We have characterized the master regulator of
cysteine metabolism, CymR, in
Staphylococcus aureus. CymR repressed the transcription of genes involved in pathways leading to
cysteine formation. Eight direct
DNA targets were identified using gel-shift or footprinting experiments. Comparative
transcriptome analysis and in vitro studies indicated that CysM, the OAS-thiol-lyase, was also implicated in this regulatory system.

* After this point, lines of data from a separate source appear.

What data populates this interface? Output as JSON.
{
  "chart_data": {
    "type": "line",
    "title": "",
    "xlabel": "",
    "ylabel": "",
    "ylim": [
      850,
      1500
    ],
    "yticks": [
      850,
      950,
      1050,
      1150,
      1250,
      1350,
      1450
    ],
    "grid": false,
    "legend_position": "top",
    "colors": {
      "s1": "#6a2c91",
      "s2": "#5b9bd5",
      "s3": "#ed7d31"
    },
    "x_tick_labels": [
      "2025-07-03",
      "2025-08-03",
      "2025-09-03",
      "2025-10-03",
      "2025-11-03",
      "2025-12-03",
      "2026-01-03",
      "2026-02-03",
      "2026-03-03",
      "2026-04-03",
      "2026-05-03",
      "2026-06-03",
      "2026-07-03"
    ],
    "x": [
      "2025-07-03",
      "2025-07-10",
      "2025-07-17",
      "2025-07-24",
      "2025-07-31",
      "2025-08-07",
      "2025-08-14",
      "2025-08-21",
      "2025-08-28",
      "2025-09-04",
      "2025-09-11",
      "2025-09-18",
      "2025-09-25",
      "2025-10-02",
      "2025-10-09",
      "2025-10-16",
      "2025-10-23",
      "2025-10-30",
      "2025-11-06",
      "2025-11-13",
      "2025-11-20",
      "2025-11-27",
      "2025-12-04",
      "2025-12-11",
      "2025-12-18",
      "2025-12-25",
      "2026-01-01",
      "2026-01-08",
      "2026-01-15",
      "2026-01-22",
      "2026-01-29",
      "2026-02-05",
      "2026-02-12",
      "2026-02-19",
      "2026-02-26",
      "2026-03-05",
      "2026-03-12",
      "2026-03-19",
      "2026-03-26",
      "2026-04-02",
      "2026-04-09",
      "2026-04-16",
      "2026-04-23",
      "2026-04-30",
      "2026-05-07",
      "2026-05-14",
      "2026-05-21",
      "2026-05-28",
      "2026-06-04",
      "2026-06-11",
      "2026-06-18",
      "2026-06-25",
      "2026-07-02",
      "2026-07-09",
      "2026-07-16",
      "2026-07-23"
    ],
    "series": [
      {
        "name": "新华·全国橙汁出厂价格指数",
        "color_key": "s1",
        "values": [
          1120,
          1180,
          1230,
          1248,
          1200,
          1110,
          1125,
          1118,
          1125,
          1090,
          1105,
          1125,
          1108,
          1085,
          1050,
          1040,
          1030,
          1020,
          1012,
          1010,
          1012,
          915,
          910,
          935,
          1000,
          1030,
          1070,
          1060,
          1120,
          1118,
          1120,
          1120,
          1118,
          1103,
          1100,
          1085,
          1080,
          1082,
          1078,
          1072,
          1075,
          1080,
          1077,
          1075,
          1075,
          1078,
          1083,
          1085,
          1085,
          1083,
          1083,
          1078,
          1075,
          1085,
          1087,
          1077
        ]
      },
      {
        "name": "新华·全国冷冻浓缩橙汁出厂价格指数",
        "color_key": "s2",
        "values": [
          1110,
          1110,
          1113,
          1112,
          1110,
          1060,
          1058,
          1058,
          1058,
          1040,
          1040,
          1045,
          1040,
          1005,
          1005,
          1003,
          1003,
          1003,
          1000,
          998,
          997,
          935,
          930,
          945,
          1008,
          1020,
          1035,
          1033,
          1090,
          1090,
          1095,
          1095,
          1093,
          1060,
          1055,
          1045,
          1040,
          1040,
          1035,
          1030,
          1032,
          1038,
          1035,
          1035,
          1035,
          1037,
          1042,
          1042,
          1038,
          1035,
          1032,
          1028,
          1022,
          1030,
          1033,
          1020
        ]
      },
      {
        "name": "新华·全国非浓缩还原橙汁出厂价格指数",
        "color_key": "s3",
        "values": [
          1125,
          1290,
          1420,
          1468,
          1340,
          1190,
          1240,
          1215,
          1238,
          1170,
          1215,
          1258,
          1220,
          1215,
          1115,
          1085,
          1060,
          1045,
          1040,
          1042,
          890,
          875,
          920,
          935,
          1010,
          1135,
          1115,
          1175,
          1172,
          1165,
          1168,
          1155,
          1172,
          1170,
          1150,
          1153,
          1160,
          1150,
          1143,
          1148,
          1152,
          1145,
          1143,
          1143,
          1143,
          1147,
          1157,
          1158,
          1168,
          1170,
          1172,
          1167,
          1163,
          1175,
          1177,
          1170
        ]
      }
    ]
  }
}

OAS, the direct precursor of
cysteine, prevents CymR-dependent binding to
DNA. This study has allowed us to predict
sulphur metabolism functions for previously uncharacterized
S. aureus genes. We show that
S. aureus is able to grow on
homocysteine as the sole
sulphur source suggesting efficient MccA and MccB-dependent conversion of this compound into
cysteine. We propose that SA1850 is a new
thiosulphate transporter and that TcyP and TcyABC are l-cystine transporters. CymR directly controls the use of
sulphur sources of human origin such as
taurine and
homocysteine. The cymR
mutant also displayed a reduced capacity to form
biofilms, indicating that CymR is involved in controlling this process in
S. aureus via an ica-independent mechanism. These data indicate that fine-tuning of
sulphur metabolism plays an important part in the physiology of this major
pathogen and its adaptation to environmental conditions and survival in the host.